In 1481, Pope Sixtus IV summoned Perugino to Rome to participate in the most important commission of the late 1400s, the frescoes on the Sistine Chapel walls. All the great artists of the day contributed; Perugino's Charge to Peter, which stands out from the others in the extreme clarity of its composition, was, in many ways, the epitome of his style. It clearly demonstrates how he was the first painter to use decoration as an adjunct rather than a principal factor. His simple, bulky silhouettes, which may look clumsy or inept to the modern eye, established an atmosphere of calm, of peace, of spiritual surrender akin to that felt in the sparse interior of a romanesque church. Before him, no one had successfully used architecture as an ideal and rational setting to enhance the proportions and balance of human figures. Like Umbria, Perugino's colors are harmonious, his forms are gentle, his figures possess an air of utter serenity, simplicity and selflessness. When good, his paintings communicate with the essence of the viewer's soul.

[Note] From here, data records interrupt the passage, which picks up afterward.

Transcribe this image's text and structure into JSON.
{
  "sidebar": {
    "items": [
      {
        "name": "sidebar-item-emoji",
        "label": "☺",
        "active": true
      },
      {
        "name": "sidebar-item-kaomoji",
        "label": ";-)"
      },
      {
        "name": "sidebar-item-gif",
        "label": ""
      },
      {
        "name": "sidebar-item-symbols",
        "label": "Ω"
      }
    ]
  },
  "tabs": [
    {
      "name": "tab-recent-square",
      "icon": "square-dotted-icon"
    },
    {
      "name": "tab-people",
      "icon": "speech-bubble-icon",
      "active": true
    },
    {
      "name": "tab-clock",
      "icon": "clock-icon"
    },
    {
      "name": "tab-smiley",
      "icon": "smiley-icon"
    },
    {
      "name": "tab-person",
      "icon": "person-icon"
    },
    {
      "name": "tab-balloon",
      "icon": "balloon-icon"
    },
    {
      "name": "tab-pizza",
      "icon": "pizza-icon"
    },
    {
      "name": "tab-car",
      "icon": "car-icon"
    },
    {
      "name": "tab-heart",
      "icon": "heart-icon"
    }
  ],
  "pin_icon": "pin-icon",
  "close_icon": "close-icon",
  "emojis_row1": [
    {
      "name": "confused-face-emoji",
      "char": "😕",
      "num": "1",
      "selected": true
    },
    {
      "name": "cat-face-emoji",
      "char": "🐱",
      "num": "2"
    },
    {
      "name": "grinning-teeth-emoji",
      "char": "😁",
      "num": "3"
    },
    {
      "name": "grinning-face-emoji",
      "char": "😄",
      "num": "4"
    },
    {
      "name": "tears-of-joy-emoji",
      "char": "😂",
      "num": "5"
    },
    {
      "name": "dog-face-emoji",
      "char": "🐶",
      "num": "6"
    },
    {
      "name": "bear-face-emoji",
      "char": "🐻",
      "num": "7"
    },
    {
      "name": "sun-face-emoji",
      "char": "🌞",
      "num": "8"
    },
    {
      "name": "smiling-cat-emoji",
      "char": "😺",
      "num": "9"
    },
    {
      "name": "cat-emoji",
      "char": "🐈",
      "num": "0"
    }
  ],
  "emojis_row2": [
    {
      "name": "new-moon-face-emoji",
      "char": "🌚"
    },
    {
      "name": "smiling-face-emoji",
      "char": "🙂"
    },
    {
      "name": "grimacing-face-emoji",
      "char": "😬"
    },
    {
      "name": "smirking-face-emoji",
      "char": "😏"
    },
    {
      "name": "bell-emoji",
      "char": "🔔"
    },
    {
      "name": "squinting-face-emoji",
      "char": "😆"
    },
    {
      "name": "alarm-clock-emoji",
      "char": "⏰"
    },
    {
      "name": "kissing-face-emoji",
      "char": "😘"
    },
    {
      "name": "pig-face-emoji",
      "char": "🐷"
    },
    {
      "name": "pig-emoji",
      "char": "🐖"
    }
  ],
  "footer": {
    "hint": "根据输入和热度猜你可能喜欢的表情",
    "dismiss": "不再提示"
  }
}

Raphael studied under Perugino, and to his influence we probably owe the magnificent Vatican Stanze. But by the turn of the century, other artists had vastly eclipsed the man from Perugia, whose work had become hopelessly old-fashioned. He left the spotlight of Rome and returned to Umbria, where he had a flourishing school whose pupils turned out copious numbers of Peruginesque compositions.
Although he had fallen from grace, Perugino never stopped painting. His last work, a Madonna with Child, was completed just before he died at the venerable age of 77, long after he could have retired and lived off the handsome revenues of his school. But Perugino had a restless soul. As he lay dying, the man who had dedicated his entire life to painting the serene forms and muted colors of Christian devotion refused to be given extreme unction. He wanted to see what would happen to the soul of a non-believer.